22 de noviembre de 2024 1:59 AM

Linda D’Ambrosio: De las cebollas

Mis hijos dicen que el alféizar de mi ventana los hace pensar en Tim Burton.

Infiltradas allí, entre azaleas y begonias, emergen de la tierra, en sus tiestos, algunas cebollas.

Ellos seguramente son capaces de percibir en este gesto una señal más de mi incipiente chochera, y no están lejos de la verdad porque, a medida de que avanzamos en edad, ciertas cosas van cobrando sentido.

¿Qué justifica la presencia de una humilde hortaliza entre otras plantas decorativas del salón?

Me admira, por ejemplo, cómo se abre paso la vida a través de la cebolla, descontextualizada, huérfana, sin un entorno nutricio, pero sacando fuerzas de su propio interior. Allí está: retoñando, en un verdor que despunta y crece, metáfora viviente de la resiliencia.

Es por eso que me resisto a mancillar la fortaleza ejemplarizante del bulbo. Antes bien: me siento llamada a proteger y apoyar la persistencia ancestral de la cebolla, empeñada en su cometido fundamental: vivir. Algo hay en su carga genética que determina que sea capaz de seguir evolucionando y creciendo, aun desarraigada, en el sentido más literal del término.

Me pregunto también cuánto hay en nosotros, otros earthlings, de supervivientes. La cebolla es una invitación a resistir, a vivir, aun en los entornos más inhóspitos.

No sé si habrá influido en mí el descubrir que en la cultura jain, sintonizada con la protección de la vida, se evitan como alimento ajos y cebollas, porque su consumo supone sacrificar la vida de la planta, a diferencia de otros vegetales, de los que apenas tomamos el fruto, llamado de todos modos a desintegrarse para entregar la semilla a la tierra, pero el caso es que me siento incapaz de arremeter contra este recordatorio biológico que me invita a verdear y crecer. Y así, cada vez que veo que comienza a evolucionar una cebolla, recurro a una maceta para alojar este fenómeno que, contra todo pronóstico, se estira hacia el sol y aventura la promesa de partirse en dos multiplicándose.

A menudo se mencionan las cebollas en referencia a sus capas. Y sí: se trata de la progresiva aproximación a un núcleo que no está expuesto, sino secretamente reservado para quien tenga la paciencia de sortear las regiones más epiteliales. Y qué decir de Miguel Hernández quien, es sus Nanas, alude a ellas, como el elemento que permite paliar la pobreza en plena guerra civil: En la cuna del hambre/mi niño estaba/Con sangre de cebolla/se amamantaba… O en otro punto: Vuela niño en la doble/luna del pecho./Él, triste de cebolla/tú, satisfecho…

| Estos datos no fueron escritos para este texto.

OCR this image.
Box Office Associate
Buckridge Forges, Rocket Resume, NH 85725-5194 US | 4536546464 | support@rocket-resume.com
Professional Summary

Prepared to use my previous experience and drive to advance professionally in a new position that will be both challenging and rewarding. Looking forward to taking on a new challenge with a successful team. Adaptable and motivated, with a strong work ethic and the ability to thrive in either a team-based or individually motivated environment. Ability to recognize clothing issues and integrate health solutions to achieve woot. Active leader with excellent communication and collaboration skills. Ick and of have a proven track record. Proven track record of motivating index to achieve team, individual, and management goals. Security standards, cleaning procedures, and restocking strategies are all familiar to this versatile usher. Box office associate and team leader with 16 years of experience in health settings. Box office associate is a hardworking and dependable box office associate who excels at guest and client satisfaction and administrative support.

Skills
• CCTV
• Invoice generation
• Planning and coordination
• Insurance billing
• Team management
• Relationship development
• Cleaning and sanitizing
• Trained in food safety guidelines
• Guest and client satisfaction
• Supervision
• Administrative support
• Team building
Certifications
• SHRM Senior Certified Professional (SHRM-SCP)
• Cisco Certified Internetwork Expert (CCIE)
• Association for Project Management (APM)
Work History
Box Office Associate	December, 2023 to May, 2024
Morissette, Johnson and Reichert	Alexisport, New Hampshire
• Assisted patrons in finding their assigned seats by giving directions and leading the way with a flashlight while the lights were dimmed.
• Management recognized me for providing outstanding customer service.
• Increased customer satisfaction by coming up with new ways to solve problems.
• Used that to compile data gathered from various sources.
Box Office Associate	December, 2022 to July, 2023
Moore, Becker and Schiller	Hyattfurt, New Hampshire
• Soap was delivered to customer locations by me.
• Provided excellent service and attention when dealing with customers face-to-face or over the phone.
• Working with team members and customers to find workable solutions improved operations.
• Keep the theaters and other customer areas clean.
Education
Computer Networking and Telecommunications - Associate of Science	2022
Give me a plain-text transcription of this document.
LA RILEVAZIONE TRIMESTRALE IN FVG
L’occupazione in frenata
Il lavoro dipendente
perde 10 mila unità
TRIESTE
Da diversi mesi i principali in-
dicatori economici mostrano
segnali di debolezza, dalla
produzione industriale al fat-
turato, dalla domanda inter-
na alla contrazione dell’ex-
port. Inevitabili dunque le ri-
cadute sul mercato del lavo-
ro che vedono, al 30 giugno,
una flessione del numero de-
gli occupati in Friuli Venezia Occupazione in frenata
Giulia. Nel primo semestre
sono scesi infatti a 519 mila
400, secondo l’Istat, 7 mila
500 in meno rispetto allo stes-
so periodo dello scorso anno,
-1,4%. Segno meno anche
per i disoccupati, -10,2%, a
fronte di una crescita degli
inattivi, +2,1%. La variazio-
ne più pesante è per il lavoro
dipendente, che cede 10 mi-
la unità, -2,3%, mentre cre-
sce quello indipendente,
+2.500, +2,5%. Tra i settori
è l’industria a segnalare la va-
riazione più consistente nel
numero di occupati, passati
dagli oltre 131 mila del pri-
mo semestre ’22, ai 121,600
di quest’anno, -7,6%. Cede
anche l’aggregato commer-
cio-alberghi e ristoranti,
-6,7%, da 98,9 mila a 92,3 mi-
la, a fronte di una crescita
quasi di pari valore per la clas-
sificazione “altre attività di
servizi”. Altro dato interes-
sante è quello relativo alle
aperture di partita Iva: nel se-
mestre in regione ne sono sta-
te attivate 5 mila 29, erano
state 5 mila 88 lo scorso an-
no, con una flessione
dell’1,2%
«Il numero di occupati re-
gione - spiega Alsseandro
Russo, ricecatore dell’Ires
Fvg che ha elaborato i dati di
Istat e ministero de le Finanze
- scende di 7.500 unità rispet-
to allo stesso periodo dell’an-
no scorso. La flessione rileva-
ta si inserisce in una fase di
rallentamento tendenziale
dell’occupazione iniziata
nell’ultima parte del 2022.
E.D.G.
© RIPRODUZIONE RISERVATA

Menos populares resultan en cuanto a las lágrimas que producen, tan poco relacionadas con los sentimientos como las míticas lágrimas de cocodrilo. Y, sin embargo, son el resultado de nuestra ruda aproximación que ocasiona que unas moléculas entren en contacto con otras y produzcan los urticantes vapores que causan el lagrimeo.

Metáfora de tantas cosas, las cebollas destacan por sus numerosas propiedades medicinales: es depurativa, antioxidante, diurética, y parecen tener también propiedades antibióticas. Pero, de todos sus rasgos, ninguno me impresiona más que esta capacidad para seguir creciendo y desarrollándose a pesar de las condiciones poco favorables que las rodean.

Quizá por eso me gusta tenerlas allí, plantadas. ¿Cómo no reconocer este prodigio que parece desafiar la adversidad? Y así, prefiero seguir plantándolas, como mudo recordatorio de cuál es la actitud más adecuada: la de no dejarse abatir por las circunstancias y seguir creciendo a pesar de los embates, progresando y aprovechando cada pequeño estímulo para nutrirse y salir al sol.